Netflix (NASDAQ:NFLX) has been trying out several innovative approaches to forget last year’s horror scenario when the stock price fell to unseen depths during a mass subscriber exodus. While shares have been healthier this year, high content prices and big foreign investments mean the company’s accounts are far from full fitness. And analysts remain wary, calling the company’s stock ‘risky.’
“The stock is likely to be extremely volatile because everything is based on perceptions of profitability several years down the line, which can change significantly,” said Andy Hargreaves, an analyst with Pacific Crest Securities, who owns the stock.
In its first-quarter earnings report, expected early next week, Netflix is expected to report a loss of 27 cents per share. While revenue is expected to grow to $869 million, heavy advertising spending and the costs associated with the content partnership with Starz are likely to pull earnings down. Liberty Media’s (NASDAQ:LMCA) Starz has licensing rights to many Disney (NYSE:DIS) movies, but Netflix was unable to agree on a new deal with the company, and ultimately lost access to that premium content.
However, subscribers have now begun returning after a sharp drop-off last year when Netflix increased prices for those who subscribed to both its DVD and online streaming options. The company also faced some major public embarrassment after announcing plans to separate its DVD business under the name Qwikster, and then quickly backtracking.

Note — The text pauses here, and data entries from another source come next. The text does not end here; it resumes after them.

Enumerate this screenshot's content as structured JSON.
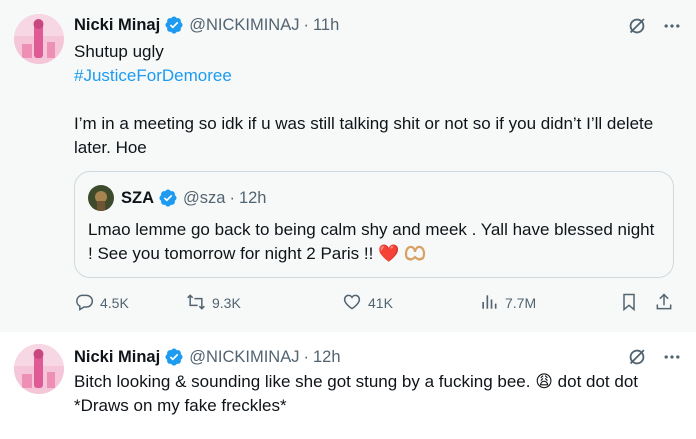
{
  "tweet1": {
    "name": "Nicki Minaj",
    "handle": "@NICKIMINAJ",
    "dot": "·",
    "time": "11h",
    "line1": "Shutup ugly",
    "hashtag": "#JusticeForDemoree",
    "line3": "I’m in a meeting so idk if u was still talking shit or not so if you didn’t I’ll delete later. Hoe",
    "quote": {
      "name": "SZA",
      "handle": "@sza",
      "dot": "·",
      "time": "12h",
      "text": "Lmao lemme go back to being calm shy and meek . Yall have blessed night ! See you tomorrow for night 2 Paris !!",
      "emoji_heart": "❤️"
    },
    "actions": {
      "replies": "4.5K",
      "retweets": "9.3K",
      "likes": "41K",
      "views": "7.7M"
    }
  },
  "tweet2": {
    "name": "Nicki Minaj",
    "handle": "@NICKIMINAJ",
    "dot": "·",
    "time": "12h",
    "text_part1": "Bitch looking & sounding like she got stung by a fucking bee.",
    "emoji": "😩",
    "text_part2": "dot dot dot *Draws on my fake freckles*"
  },
  "icons": {
    "verified": "verified-badge-icon",
    "grok": "grok-icon",
    "more": "more-icon",
    "reply": "reply-icon",
    "retweet": "retweet-icon",
    "like": "heart-icon",
    "views": "views-icon",
    "bookmark": "bookmark-icon",
    "share": "share-icon"
  },
  "colors": {
    "accent": "#1d9bf0",
    "muted": "#536471",
    "text": "#0f1419",
    "border": "#cfd9de",
    "heart_emoji": "#e0245e"
  }
}
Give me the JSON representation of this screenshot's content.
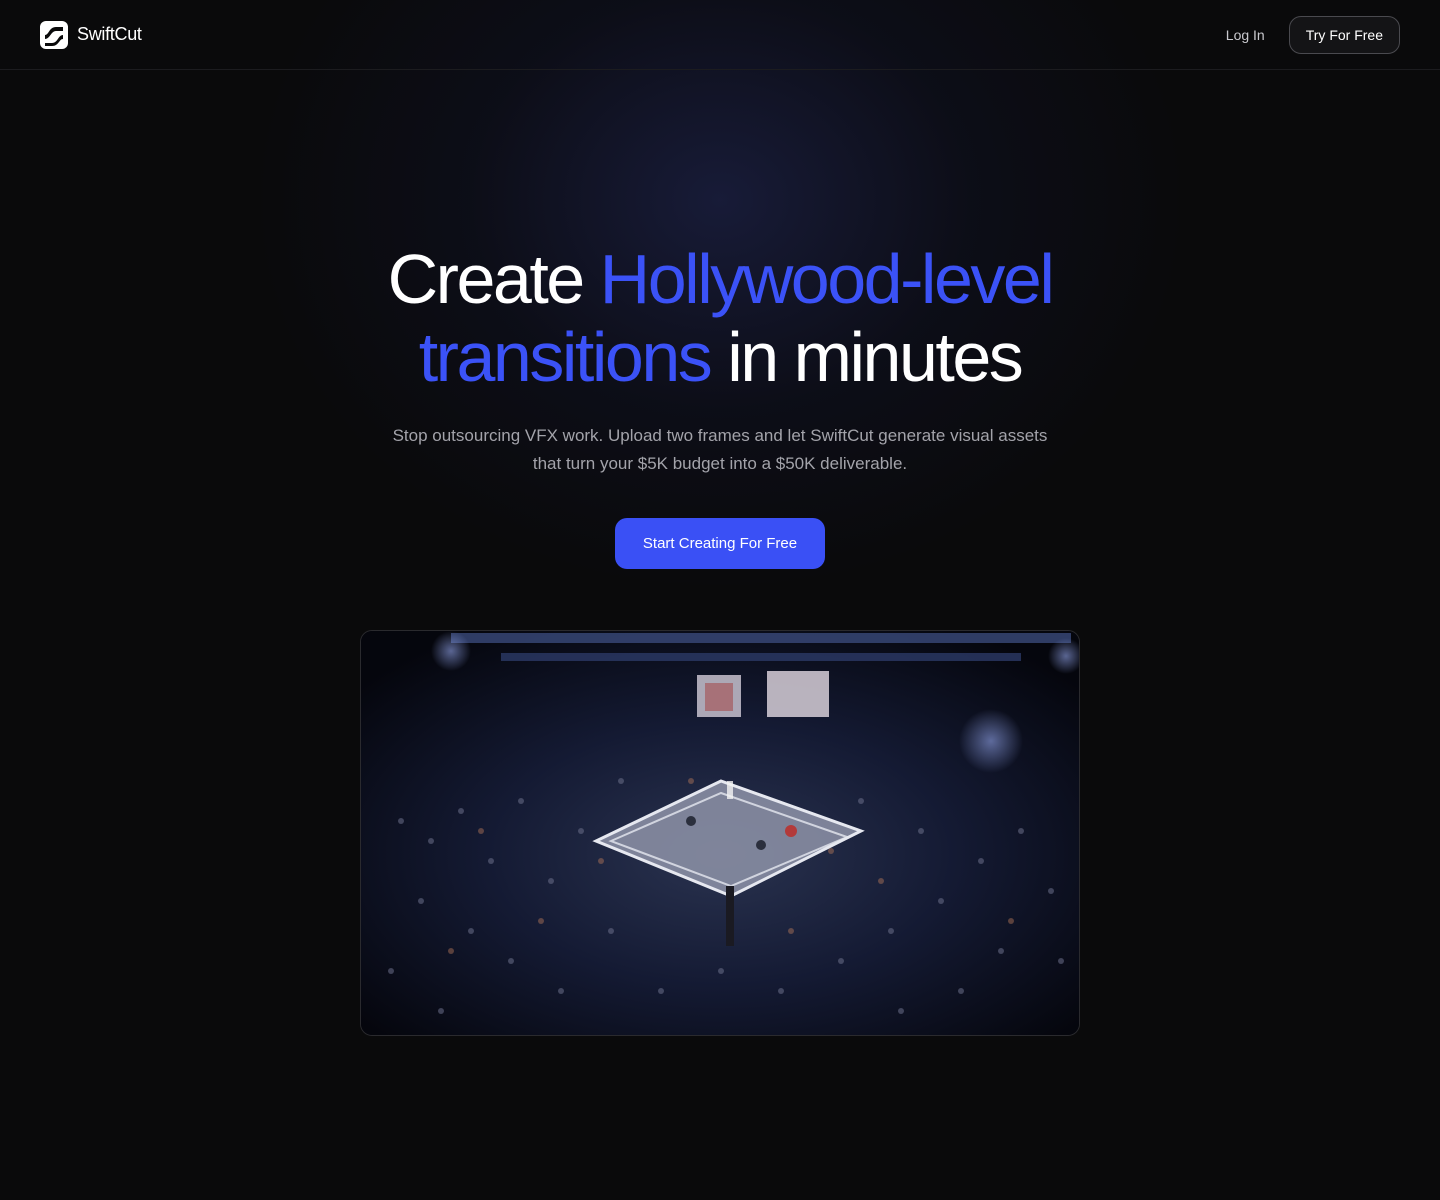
{
  "header": {
    "brand_name": "SwiftCut",
    "brand_icon": "swiftcut-logo-icon",
    "login_label": "Log In",
    "try_label": "Try For Free"
  },
  "hero": {
    "title_part1": "Create ",
    "title_accent1": "Hollywood-level",
    "title_accent2": "transitions",
    "title_part2": " in minutes",
    "subtitle": "Stop outsourcing VFX work. Upload two frames and let SwiftCut generate visual assets that turn your $5K budget into a $50K deliverable.",
    "cta_label": "Start Creating For Free"
  },
  "media": {
    "description_icon": "boxing-arena-image"
  },
  "colors": {
    "background": "#0a0a0b",
    "accent": "#3b52f7",
    "cta": "#3a50f5",
    "muted_text": "#a3a3aa"
  }
}
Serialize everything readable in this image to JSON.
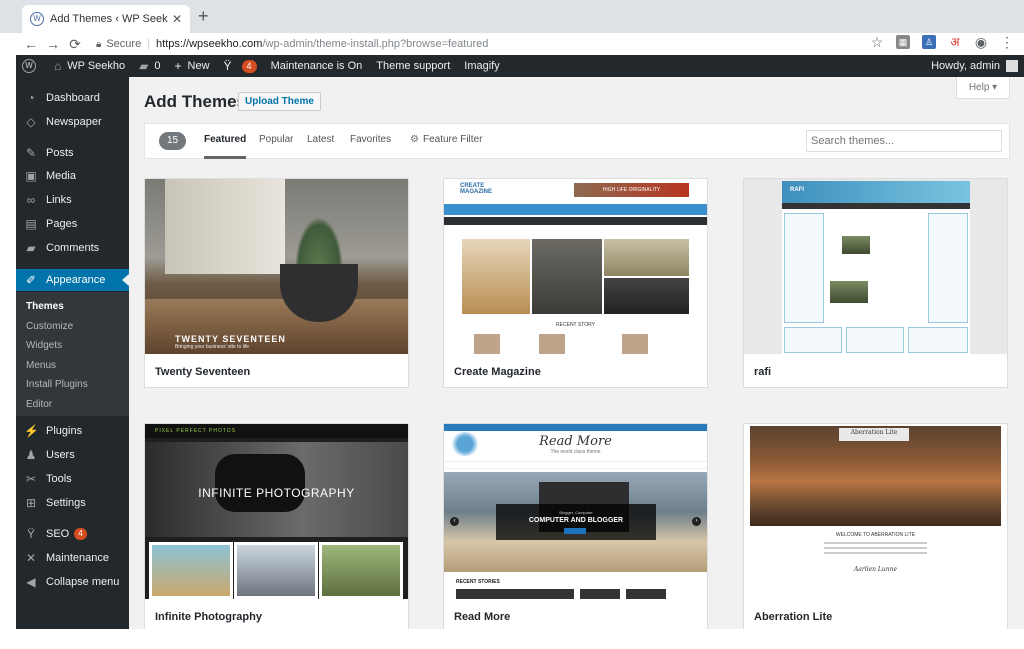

The company’s move into original content, which includes both freshly scripted series and new episodes of cancelled sitcoms such as Fox’s (NASDAQ:NWSA) Arrested Development, is also being viewed favorably by analysts. But competition keeps growing, including that from Hulu (NASDAQ:CMCSA) and Amazon (NASDAQ:AMZN), which are gaining major ground of their own.
“The company has staying power, but how much has Netflix bounced back from shooting their toes off in the U.S.?” analyst Steve Frankel asked. “And how aggressive will they be in going after the rest of the world?”
Frankel added that the real value of Netflix’s stock can only be gauged after the company’s plans for international marketing, on which it has been spending big, are revealed.
“I think Netflix is going to stay around the $100 a share range for the foreseeable future,” Sterne Agee analyst Arvind Bhatia said. “There is not a whole lot to more to get excited about just yet.”